I wrote the following item for the latest edition of Education Notes , the newspaper I put out aimed at teachers in New York City:

“Reactions from UFT members over strike rumors have ranged from “Right on – a strike is the only way we will ever get anywhere” to “Oh my God, we can’t do this!” The rumors have even reached into the DOE. A regional administrator, planning a fall event, was concerned enough to consider holding it in August. I said I was willing to bet my TDA there wouldn’t be a strike. Well, maybe the non-fixed portion. “With the loss of dues check off UFT /Unity leaders would seriously damage the Unity patronage machine, forcing many UFT employees to go back to working in schools. So what do you think the chances are?

“I’ve been through three UFT strikes (’67, ’68, ’75) and the thing I noticed was just how important strong leadership at the school level was. With so many new chapter leaders and so many weak chapters, making a strike work at the chapter level will be more difficult than ever.

“We have discussed the strike question a number of times at ICE (Independent Community of Educators, a caucus critical of the policies of the UFT leadership) meetings, in particular the Teachers for a Just Contract (another critical caucus) position calling for serious strike preparations. Most of us are in basic agreement with a number of points being made by TJC. We certainly agree that a union without the capability to strike will never win a decent contract. My problem with the TJC position is that they are calling for the current UFT leadership to prepare for and lead a strike. If the current UFT leaders, who have been so ineffective in so many ways, were to attempt to lead a strike, it would be a disaster. With a union that relies solely on the 3 P’s – PR, politicians and patronage – instead of forging a militant active membership, do they have the capability to lead a successful strike? Frankly, I don’t trust them and am afraid that even if forced to strike they will use it to scare people into accepting any contract thrown at them. As a matter of fact, that is what I believe all the strike talk is about – when an awful contact is put before UFT members, they will be told: “What do you want to do, strike?” The exact scenario when the last contract was put before them back in ancient times.

“Now you’re going to ask – what is necessary before the UFT can, and will, have an effective strike? Sorry, I do not have a good answer other than – force this leadership into fundamental changes or replace them.”

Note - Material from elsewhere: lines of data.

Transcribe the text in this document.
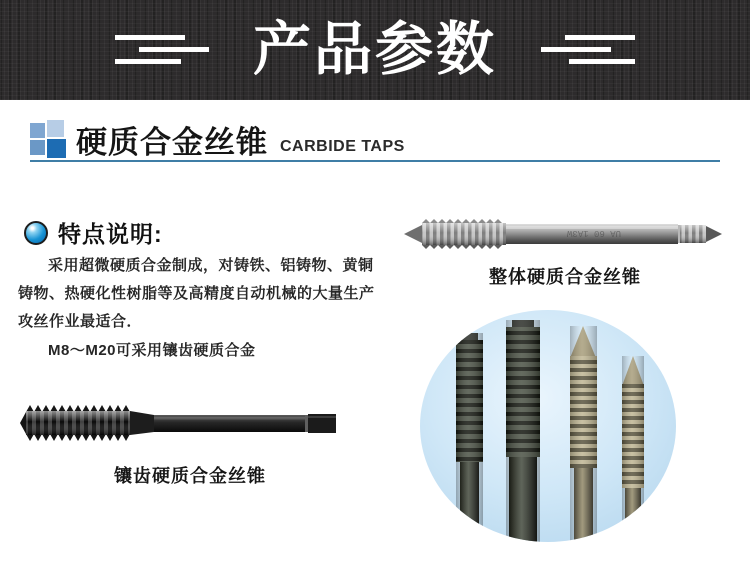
产品参数
硬质合金丝锥 CARBIDE TAPS
特点说明:

采用超微硬质合金制成，对铸铁、铝铸物、黄铜铸物、热硬化性树脂等及高精度自动机械的大量生产攻丝作业最适合．

M8～M20可采用镶齿硬质合金

UA 60 1A3W
整体硬质合金丝锥
镶齿硬质合金丝锥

A lot of people agreed with my analysis but some found my position depressing as the BloomKlein assault has made them so demoralized and angry that many feel a strike would “teach BloomKlein a lesson.” I’ve been told that pointing to the probability that striking out at BloomKlein would be unlikely to succeed given the current state of mis-leadership in the UFT takes away people’s hope. Sorry, I cannot hide the fact that the empress is not wearing any clothes. BloomKlein certainly knows that but the UFT publicity machine is aimed mainly at convincing its members of the fiction of UFT power.

The UFT’s willingness to negotiate the 100-minutes of professional development is a perfect example of this fiction. As Jeff Kaufman, my colleague in ICE and a member of the UFT Executive Board, wrote in an email, “Caving in the DOE’s demand to correct an obvious error made under the current contract sends the wrong message. It says that we lack the backbone to make our highest non-economic demand a real issue in contract negotiations. We should not accept piecemeal negotiations.” Does anyone still think the crew running the UFT has the will and the skill to pull off a strike?